As of this manuscript's writing, there is no established consensus on the optimal BoNT-A dosage or injection technique for ON therapy, as reflected in the reviewed studies. Four out of six studies administered injections directly into the greater occipital nerve (GON), likely based on BoNT-A’s ability to inhibit neurotransmitter release and reduce nociceptive sensitization. However, in two studies by Ea et al., BoNT-A was administered bilaterally at 16, 24, or 31 injection sites, with 5 units per site, including the occipitalis, temporalis, trapezius, and cervical paraspinal muscles.  These variations may explain the inconsistent therapeutic outcomes reported, including the generally short duration of analgesia and the relapsing nature of ON. Anatomically, the GON may be compressed at multiple vulnerable sites, including: 1. between the semispinalis capitis and inferior oblique muscles; 2. at the entry or exit points of the semispinalis capitis; 3. at the entrance or exit points of the trapezius muscle; 4. at the fascial insertion of the trapezius near the occipital ridge; and 5. by the occipital artery near the nerve’s distal segment at the skull base.25 These anatomical landmarks may have informed the injection site selection in previous studies.
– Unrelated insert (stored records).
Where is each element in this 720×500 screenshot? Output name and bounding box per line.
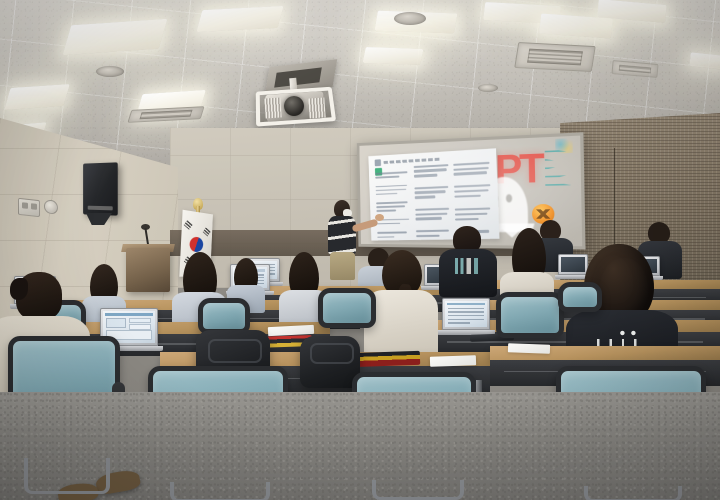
trigram-top-right [203, 228, 211, 237]
acoustic-panel-seam [614, 148, 615, 244]
presenter-torso-striped-shirt [328, 216, 356, 254]
slide-text-column-1 [375, 166, 412, 238]
smoke-detector-2 [394, 12, 426, 25]
chair-backrest [198, 298, 250, 334]
recessed-light-9 [363, 47, 424, 65]
laptop-lid [442, 298, 490, 330]
chair-front-center-legs-front [170, 482, 270, 500]
chair-backrest [496, 292, 564, 338]
smoke-detector-1 [96, 66, 124, 77]
shirt-graphic-teal-text [454, 258, 484, 274]
light-switch-panel[interactable] [18, 198, 40, 217]
smoke-detector-3 [478, 84, 498, 92]
chair-front-left-legs-front [24, 458, 110, 494]
laptop-screen [561, 257, 585, 272]
laptop-screen [445, 301, 487, 327]
chair-mid-right[interactable] [496, 292, 564, 338]
papers-stack-3 [430, 355, 476, 367]
recessed-light-4 [196, 6, 283, 32]
lectern [126, 248, 170, 292]
laptop-lid [558, 254, 588, 275]
trigram-top-left [184, 220, 193, 229]
projector-vent-right [308, 97, 325, 118]
laptop-8[interactable] [442, 298, 490, 330]
chair-front-right-legs-front [584, 486, 682, 500]
laptop-3[interactable] [558, 254, 588, 275]
chair-front-mid-legs-front [372, 480, 464, 500]
chair-backrest [318, 288, 376, 328]
slide-doc-icon [375, 159, 381, 166]
cassette-ac-vent [514, 42, 596, 72]
lecture-hall-photo: PT [0, 0, 720, 500]
slide-document-card [369, 149, 500, 242]
presenter-legs-khaki [330, 252, 355, 280]
recessed-light-2 [4, 84, 70, 110]
shirt-graphic-dots [618, 330, 640, 336]
chair-right-row[interactable] [558, 282, 602, 312]
papers-stack-4 [508, 343, 550, 353]
slide-text-column-2 [414, 164, 452, 237]
chair-mid-center[interactable] [318, 288, 376, 328]
wall-speaker [83, 162, 118, 215]
backpack-2[interactable] [300, 336, 360, 388]
chair-mid-left[interactable] [198, 298, 250, 334]
student-hair-tuft [10, 278, 28, 300]
slide-doc-header-text [384, 158, 441, 164]
projector-vent-left [264, 97, 281, 118]
slide-chevron-pattern [545, 147, 572, 190]
projector-lens [284, 96, 304, 116]
slide-text-columns [375, 162, 494, 238]
notebook-stack-3 [350, 351, 420, 367]
chair-backrest [558, 282, 602, 312]
slide-text-column-3 [454, 162, 494, 237]
presenter-hand [375, 214, 384, 221]
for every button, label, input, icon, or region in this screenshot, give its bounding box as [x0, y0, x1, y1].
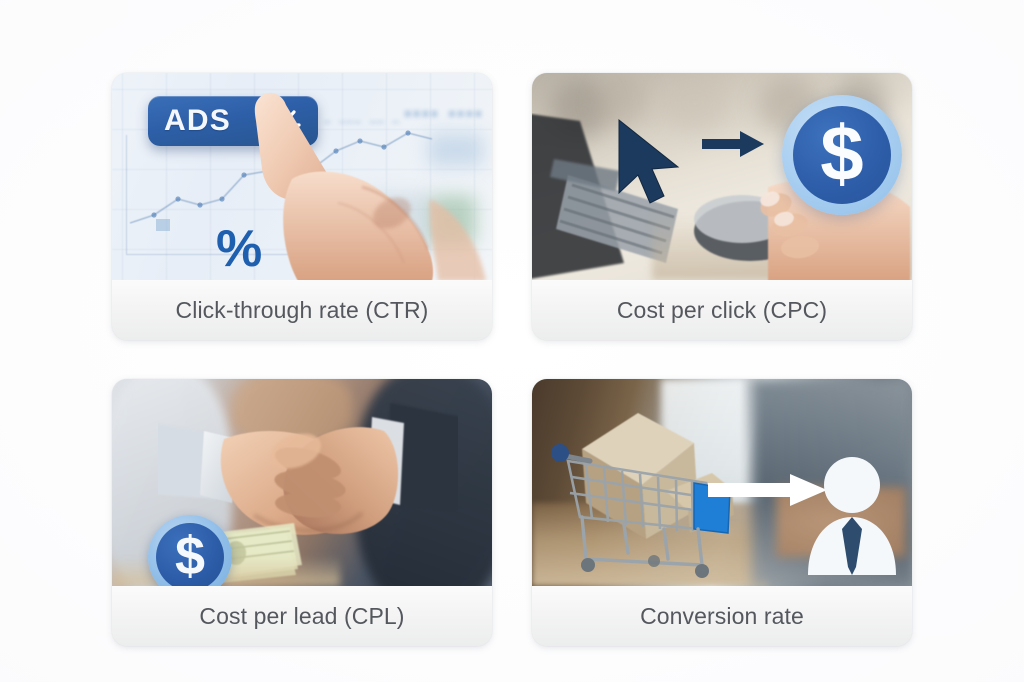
percent-icon: % [216, 223, 261, 275]
cpl-image: $ [112, 379, 492, 586]
right-arrow-icon [702, 129, 764, 159]
ads-button-label: ADS [164, 104, 231, 138]
metrics-card-grid: — ——— —— — ≡≡≡≡ ≡≡≡≡ ADS [112, 73, 912, 646]
ctr-caption-label: Click-through rate (CTR) [176, 297, 429, 324]
dollar-coin-icon: $ [148, 515, 232, 586]
coin-face: $ [793, 106, 891, 204]
pointing-hand-icon [242, 91, 492, 280]
mouse-cursor-icon [614, 117, 688, 207]
ctr-image: — ——— —— — ≡≡≡≡ ≡≡≡≡ ADS [112, 73, 492, 280]
cpc-image: $ [532, 73, 912, 280]
person-silhouette-icon [804, 455, 900, 575]
coin-face: $ [156, 523, 224, 586]
conversion-image [532, 379, 912, 586]
conversion-caption: Conversion rate [532, 586, 912, 646]
cpl-caption-label: Cost per lead (CPL) [199, 603, 404, 630]
conversion-caption-label: Conversion rate [640, 603, 804, 630]
metric-card-cpl[interactable]: $ Cost per lead (CPL) [112, 379, 492, 646]
metric-card-cpc[interactable]: $ Cost per click (CPC) [532, 73, 912, 340]
metric-card-conversion[interactable]: Conversion rate [532, 379, 912, 646]
cpc-caption-label: Cost per click (CPC) [617, 297, 827, 324]
dollar-coin-icon: $ [782, 95, 902, 215]
dollar-symbol: $ [175, 529, 205, 583]
cpc-caption: Cost per click (CPC) [532, 280, 912, 340]
dollar-symbol: $ [820, 114, 863, 192]
cpl-caption: Cost per lead (CPL) [112, 586, 492, 646]
metric-card-ctr[interactable]: — ——— —— — ≡≡≡≡ ≡≡≡≡ ADS [112, 73, 492, 340]
ctr-caption: Click-through rate (CTR) [112, 280, 492, 340]
page-root: — ——— —— — ≡≡≡≡ ≡≡≡≡ ADS [0, 0, 1024, 682]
However, the absence of injections into some key compressive muscles could be attributed to their deep anatomical location and proximity to vital neurovascular structures, posing technical and safety challenges. Given these considerations, we propose incorporating ultrasound-guided (USG) injections targeting adjacent muscles suspected of contributing to nerve compression. This approach may enhance precision, reduce procedural risks, and potentially extend the duration of pain relief in ON management. We suggest future research prioritize well-designed RCTs with larger sample sizes, standardized dosing protocols, consistent outcome measures, and extended follow-up periods to establish BoNT-A as a reliable treatment for ON. Additionally, comparative studies with alternative therapies are essential to better evaluate BoNT-A’s clinical efficacy and optimize treatment strategies.

 

5. CONCULSION

 

In conclusion, this systematic review demonstrates that BoNT-A offers promising therapeutic benefits for ON, consistently reducing pain intensity beginning two weeks post-injection and, in some cases, lasting up to 12 weeks. Its analgesic effects are mediated through both peripheral neuromuscular blockade and central modulation of pain-related neurotransmitters and ion channels. However, due to variations in dosage, injection sites, and techniques across existing studies, as well as small sample sizes and short follow-up durations, further well-designed randomized controlled trials with standardized protocols are needed to confirm BoNT-A’s efficacy, determine optimal treatment parameters, and establish its place in routine clinical practice for ON management.